What is it like to be a Linotype?

In 1974, Thomas Nagel published an influential essay, “What is it like to be a bat?”, in which he argued that an organism has conscious mental states if there is something that it is like to be that organism:

The fact that an organism has conscious experience at all means, basically, that there is something it is like to be that organism (Thomas Nagel, “What is it like to be a bat?“)

When we think and perceive, there is information processing, but there is also a subjective aspect. This subjective aspect is experience, and it constitutes what David Chalmers calls the really hard problem of consciousness.

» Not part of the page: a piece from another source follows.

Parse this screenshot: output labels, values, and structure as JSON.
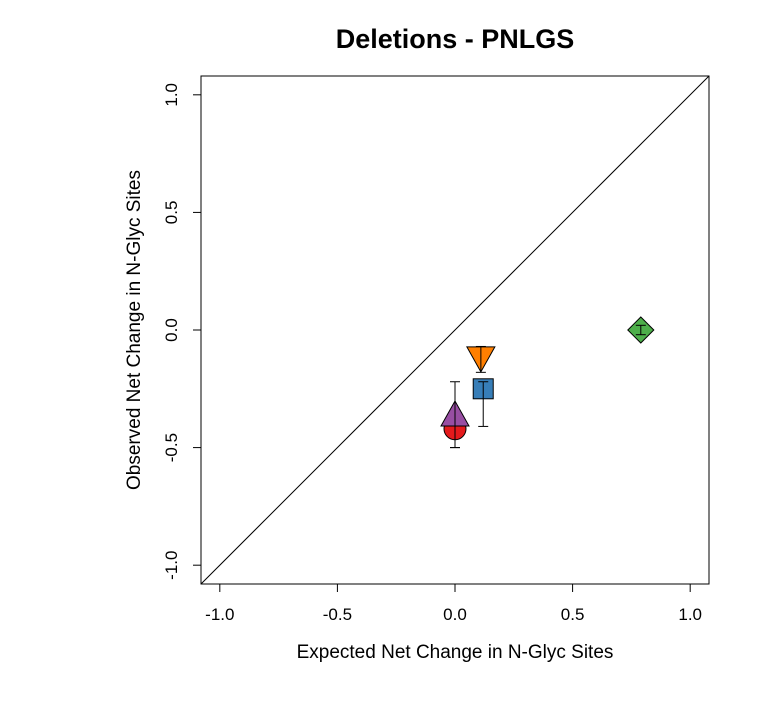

Perhaps anything complex enough to behave like a person would have experience. But that, if true, is a fact which cannot be discovered merely by analysing the concept of experience (Thomas Nagel)

Canal de Castilla + Press
Figure 1, Left: Floodgate #7 Canal de Castilla; Right: Wine Press, Cigales

By pure chance, last month I had a series of close encounters with several pieces of old machinery used in hydraulics, wineries and printing. In many cases those old machines stand still  in the very same scenarios where they once were used (Figure 1). You can hardly avoid a stir of uneasiness in front of those impressive fossils of ancient technology.

Linotypes
Figure 2, Linotypes; Left: Museum in Urueña; Right: EL PAIS Headquarters in Madrid

Among the different machines I came across, a couple of linotypes impressed me the most (Figure 2) due to their mechanical sophistication. The Linotype was the workhorse for the printing industry from the late 19th century to the 1960s and 70s. The name of the machine comes from the fact that it produces an entire line of metal type at once, hence a line-o’-type,  a significant improvement over the previous manual, letter-by-letter typesetting of Gutenberg’s moving type press.

When I was staring attentively at one of those old printing machines, as you would do with a person you are intending to understand, I suddenly thought of the incredibly large number of words and news, stories, novels that would have been assembled by that machine. As old scribes who carved in stone their stories, linotypes cast a good deal of 20th century history in lead slugs.

Maybe linotypes were like the native English speaker locked in Searle’s Chinese room, and they saw history pass by without knowing. But you cannot refrain from feeling that there might have been something like our own conscious experience glimmering behind their cold iron bodies.